When faced with your worst fears or worst case scenario, you still have the choice as to how you handle the situation. Life is divided into 2 camps … one group of people choose that life happens for them and the other choose that life happens to them. Neither camp is right. Neither camp is wrong. But the perspective that you CHOOSE to take greatly impacts how successful and fulfilled you are and can become.
I’ve written before about the end of my business in the Middle East, but not the detail of the event. It was quite possibly one of the worst periods of my life and I have been lucky … some people have to handle situations far worse than mine, so I truly see this as a blessing. After all, if you’re willing to play the game you have to be willing to lose and running your own business is one of the ultimate games that exists.
When we realised that the business was done and dusted the first thing to do was look at the staff and decide what we were going to do. For those who haven’t travelled to the Middle East, the pay differential between Westerners and those from the Indian subcontinent is exponential … a UK / US developer might be $4,000 pm whereas your administration staff are probably all on sub $1k. With a limited amount of money left in the bank we had to decide how this was to be distributed and there was definitely not enough in the pot to pay everyone what they were due … even with the directors agreeing to take 0.
I decided to let the Westerners go without any money at all and employ the lower salaried employees for a few more months. My logic was that there was literally no right answer and however I split up the remainder someone would be out of pocket. Therefore, I wanted the money to go where it would do the most good and go the furthest.
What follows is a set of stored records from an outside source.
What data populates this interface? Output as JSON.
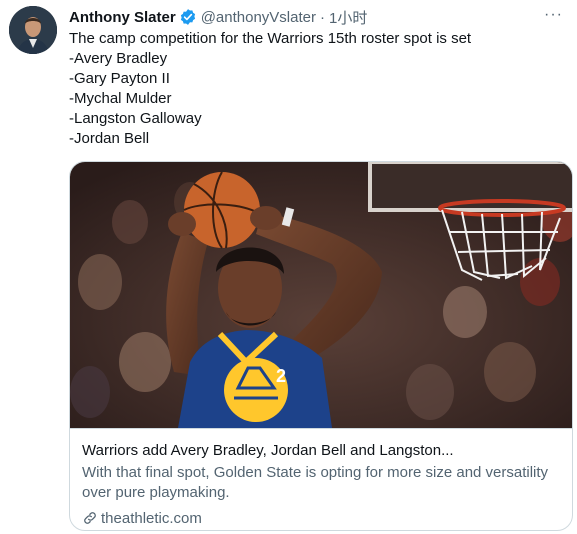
{
  "author": {
    "name": "Anthony Slater",
    "handle": "@anthonyVslater",
    "separator": "·",
    "time": "1小时"
  },
  "more_label": "···",
  "tweet_lines": [
    "The camp competition for the Warriors 15th roster spot is set",
    "-Avery Bradley",
    "-Gary Payton II",
    "-Mychal Mulder",
    "-Langston Galloway",
    "-Jordan Bell"
  ],
  "card": {
    "title": "Warriors add Avery Bradley, Jordan Bell and Langston...",
    "description": "With that final spot, Golden State is opting for more size and versatility over pure playmaking.",
    "domain": "theathletic.com",
    "jersey_number": "2"
  },
  "colors": {
    "verified": "#1d9bf0",
    "secondary_text": "#536471",
    "border": "#cfd9de",
    "jersey_blue": "#1d428a",
    "jersey_gold": "#ffc72c"
  },
  "icons": [
    "verified-badge-icon",
    "more-options-icon",
    "link-icon"
  ]
}
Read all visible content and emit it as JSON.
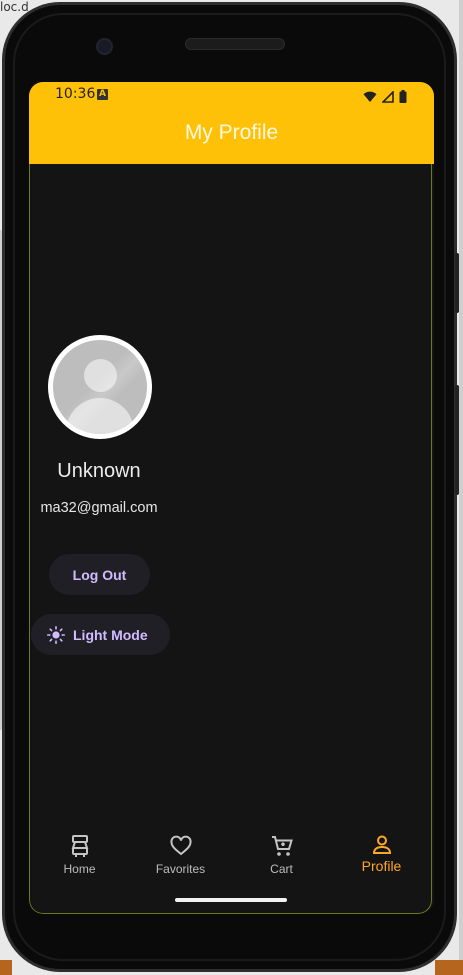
{
  "background": {
    "top_left_text": "loc.d"
  },
  "status_bar": {
    "time": "10:36",
    "notification_glyph": "A",
    "icons": [
      "wifi-icon",
      "cell-signal-icon",
      "battery-icon"
    ]
  },
  "app_bar": {
    "title": "My Profile",
    "color": "#ffc107"
  },
  "profile": {
    "name": "Unknown",
    "email": "ma32@gmail.com",
    "avatar_icon": "default-avatar-icon"
  },
  "actions": {
    "logout_label": "Log Out",
    "theme_toggle_label": "Light Mode",
    "theme_toggle_icon": "sun-icon"
  },
  "bottom_nav": {
    "items": [
      {
        "label": "Home",
        "icon": "home-icon",
        "active": false
      },
      {
        "label": "Favorites",
        "icon": "heart-icon",
        "active": false
      },
      {
        "label": "Cart",
        "icon": "cart-icon",
        "active": false
      },
      {
        "label": "Profile",
        "icon": "person-icon",
        "active": true
      }
    ],
    "active_color": "#ffa726"
  },
  "colors": {
    "screen_background": "#141414",
    "button_text": "#d0bcff",
    "button_background": "#211f26"
  }
}
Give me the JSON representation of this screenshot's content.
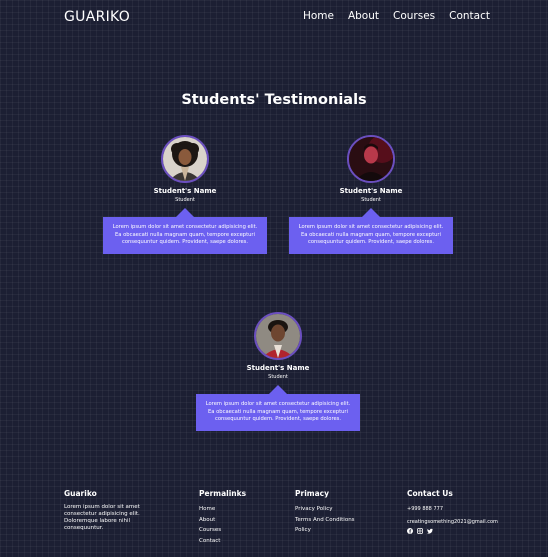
{
  "header": {
    "logo": "GUARIKO",
    "nav": [
      "Home",
      "About",
      "Courses",
      "Contact"
    ]
  },
  "section_title": "Students' Testimonials",
  "testimonials": [
    {
      "name": "Student's Name",
      "role": "Student",
      "text": "Lorem ipsum dolor sit amet consectetur adipisicing elit. Ea obcaecati nulla magnam quam, tempore excepturi consequuntur quidem. Provident, saepe dolores.",
      "avatar_icon": "student-photo-1"
    },
    {
      "name": "Student's Name",
      "role": "Student",
      "text": "Lorem ipsum dolor sit amet consectetur adipisicing elit. Ea obcaecati nulla magnam quam, tempore excepturi consequuntur quidem. Provident, saepe dolores.",
      "avatar_icon": "student-photo-2"
    },
    {
      "name": "Student's Name",
      "role": "Student",
      "text": "Lorem ipsum dolor sit amet consectetur adipisicing elit. Ea obcaecati nulla magnam quam, tempore excepturi consequuntur quidem. Provident, saepe dolores.",
      "avatar_icon": "student-photo-3"
    }
  ],
  "footer": {
    "brand": {
      "title": "Guariko",
      "text": "Lorem ipsum dolor sit amet consectetur adipisicing elit. Doloremque labore nihil consequuntur."
    },
    "permalinks": {
      "title": "Permalinks",
      "links": [
        "Home",
        "About",
        "Courses",
        "Contact"
      ]
    },
    "primacy": {
      "title": "Primacy",
      "links": [
        "Privacy Policy",
        "Terms And Conditions",
        "Policy"
      ]
    },
    "contact": {
      "title": "Contact Us",
      "phone": "+999 888 777",
      "email": "creatingsomething2021@gmail.com",
      "social_icons": [
        "facebook-icon",
        "instagram-icon",
        "twitter-icon"
      ]
    }
  },
  "colors": {
    "background": "#1c1f33",
    "bubble": "#6c60f0",
    "avatar_border": "#6b4fbf"
  }
}
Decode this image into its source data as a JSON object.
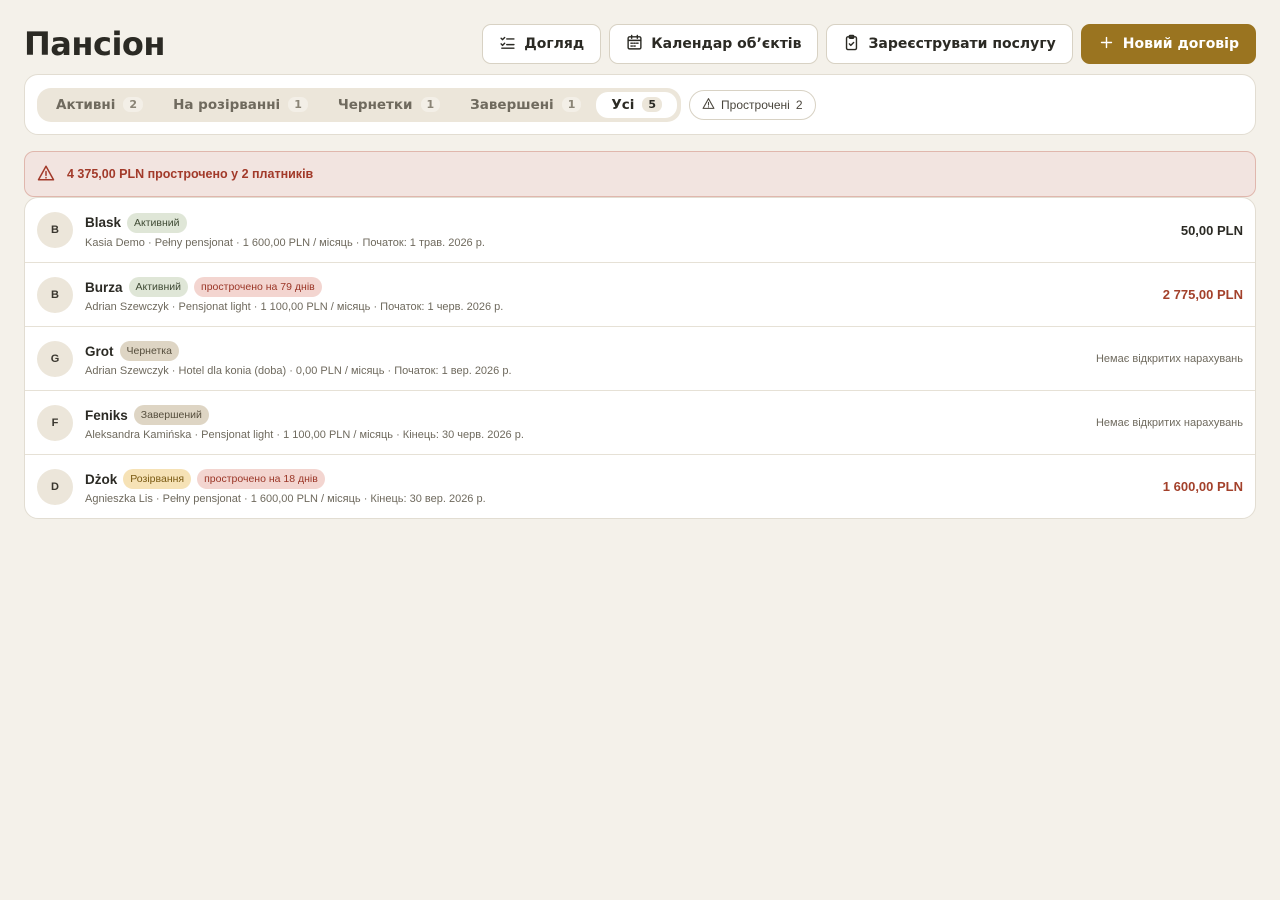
{
  "page": {
    "title": "Пансіон"
  },
  "actions": {
    "care": "Догляд",
    "calendar": "Календар об’єктів",
    "register": "Зареєструвати послугу",
    "new_contract": "Новий договір"
  },
  "tabs": [
    {
      "label": "Активні",
      "count": "2",
      "active": false
    },
    {
      "label": "На розірванні",
      "count": "1",
      "active": false
    },
    {
      "label": "Чернетки",
      "count": "1",
      "active": false
    },
    {
      "label": "Завершені",
      "count": "1",
      "active": false
    },
    {
      "label": "Усі",
      "count": "5",
      "active": true
    }
  ],
  "overdue_filter": {
    "label": "Прострочені",
    "count": "2"
  },
  "alert": {
    "text": "4 375,00 PLN прострочено у 2 платників"
  },
  "rows": [
    {
      "initial": "B",
      "name": "Blask",
      "status": "Активний",
      "overdue": "",
      "details": "Kasia Demo · Pełny pensjonat · 1 600,00 PLN / місяць · Початок: 1 трав. 2026 р.",
      "amount": "50,00 PLN"
    },
    {
      "initial": "B",
      "name": "Burza",
      "status": "Активний",
      "overdue": "прострочено на 79 днів",
      "details": "Adrian Szewczyk · Pensjonat light · 1 100,00 PLN / місяць · Початок: 1 черв. 2026 р.",
      "amount": "2 775,00 PLN"
    },
    {
      "initial": "G",
      "name": "Grot",
      "status": "Чернетка",
      "overdue": "",
      "details": "Adrian Szewczyk · Hotel dla konia (doba) · 0,00 PLN / місяць · Початок: 1 вер. 2026 р.",
      "amount": "Немає відкритих нарахувань"
    },
    {
      "initial": "F",
      "name": "Feniks",
      "status": "Завершений",
      "overdue": "",
      "details": "Aleksandra Kamińska · Pensjonat light · 1 100,00 PLN / місяць · Кінець: 30 черв. 2026 р.",
      "amount": "Немає відкритих нарахувань"
    },
    {
      "initial": "D",
      "name": "Dżok",
      "status": "Розірвання",
      "overdue": "прострочено на 18 днів",
      "details": "Agnieszka Lis · Pełny pensjonat · 1 600,00 PLN / місяць · Кінець: 30 вер. 2026 р.",
      "amount": "1 600,00 PLN"
    }
  ],
  "colors": {
    "background": "#f4f1ea",
    "primary": "#9a7420",
    "danger": "#a3412b",
    "alert_bg": "#f2e4e0"
  }
}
By not paying my top 5 earners, I could afford to employ my bottom 15 for 3 months.
Compounding this was the fact that I knew that the 5 top earners would be okay. Their worst case scenario was that they would go back to the UK / US and sleep on a friend’s couch whereas the bottom 15 were sending almost all their money home to pay for university fees for their families or rice and food for the village that they came from.
The guy who sent all of his money home to his village was called Vinnie. He worked around the office as a cleaner and errand boy and had no education to speak of. I regularly told him to go home at 8 at night at which he would say “yes Mr Swain” and then not move! Whenever I asked him why he was still here, he said “I go when you go”. Literally for 3 years, I never persuaded him to leave the office if I was there. Even if he had nothing to do … he would stay. I remember once insisting he left, so he sat OUTSIDE the office in case I needed him.
So, right or wrong, I wanted the remainder of the money to help Vinnie and 14 others like him. The 5 Westerners did not agree and why should they? I don’t want anyone reading this to think badly of them, they were effectively getting screwed out of money they had earned because I had arrogantly decided that others needed it more.
I standby the decision … and honestly, as a leader I stand behind every decision I have ever made. I still can’t think of a better way I could have handled it as there was no right answer and it was the best bad idea I had.
I still think of Vinnie from time to time, and I can’t even remember the name of the 5 top earners who felt spurned.
“Please remember life decides the cards you get dealt, you decide how you play them.”